Adhering to the observation noted by Graeber that in the conception of production, after the ideas of German social philosophers Karl Marx and Friedrich Engels, it (production) “always means the production of material goods and social relations—and therefore, by extension, human beings, who recreate themselves and each other in the very process of acting on the world” (Graeber, 2013). In the exchange of produced goods for the socio-economic growth of Lucban, social relations are vital for it provides a space for mutual enrichment. Thus, it is important to be critical of the relations of power to ensure this common welfare. To ensure that this mutuality is promoted, together with the PSP team, we had an orientation with the local community about the project, sought their consent in displaying the bartered objects and their interview, provide them with infrastructure to visit the exhibition space, and revisit them again to reflect together on the experience of this project.

In this project, I look into the circumstances of those involved in the social exchanges of a community confronting and reconciling the changing landscape of their rural town.
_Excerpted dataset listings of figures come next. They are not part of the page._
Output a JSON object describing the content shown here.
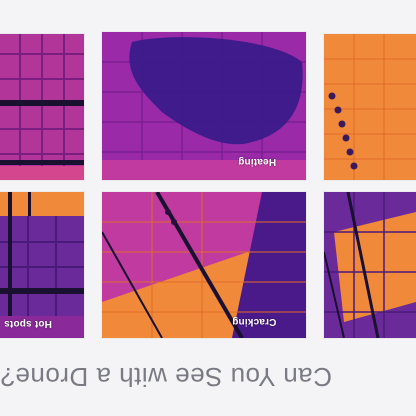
{
  "gallery": {
    "tiles": [
      {
        "label": "",
        "icon": "thermal-image"
      },
      {
        "label": "Heating",
        "icon": "thermal-image"
      },
      {
        "label": "",
        "icon": "thermal-image"
      },
      {
        "label": "Hot spots",
        "icon": "thermal-image"
      },
      {
        "label": "Cracking",
        "icon": "thermal-image"
      },
      {
        "label": "",
        "icon": "thermal-image"
      }
    ],
    "caption": "Can You See with a Drone?"
  },
  "colors": {
    "background": "#f4f4f6",
    "thermal_orange": "#f08a3a",
    "thermal_purple": "#7a2a9a",
    "thermal_deep": "#3b1a8a",
    "thermal_magenta": "#c03aa0",
    "caption_text": "#7a7a84"
  }
}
Dependent on the contextual standpoint, the work Mound of Multiple Perspectives, the half-mounds of unhusked rice grains and red earth linked together by a double-sided mirror, impresses the possibility of multiple views. At one point, the mound can be perceived as a whole and at another point, it is realized that they are different from each other. In barter, values are arbitrary, the value of objects up for exchange are dependent on who is giving the value.

Bibliography:

Decter, J. (2014) Culture in Action: Exhibition as Social Redistribution. In: Decter, J.
and Draxler, H. Exhibition as Social Intervention: ‘Culture in Action’ 1993. London: Afterall, pp. 14-43

Graeber, D. (2013) It is value that brings universes into being. In: da Col, ed. Hau
Journal [online], 3(2), pp. 219-244. Available from: [accessed 22 August 2016].

Strauss, L. (2016) The Myth of the Barter Economy. The Atlantic [online], 26
February. Available from: [accessed 22 August 2016].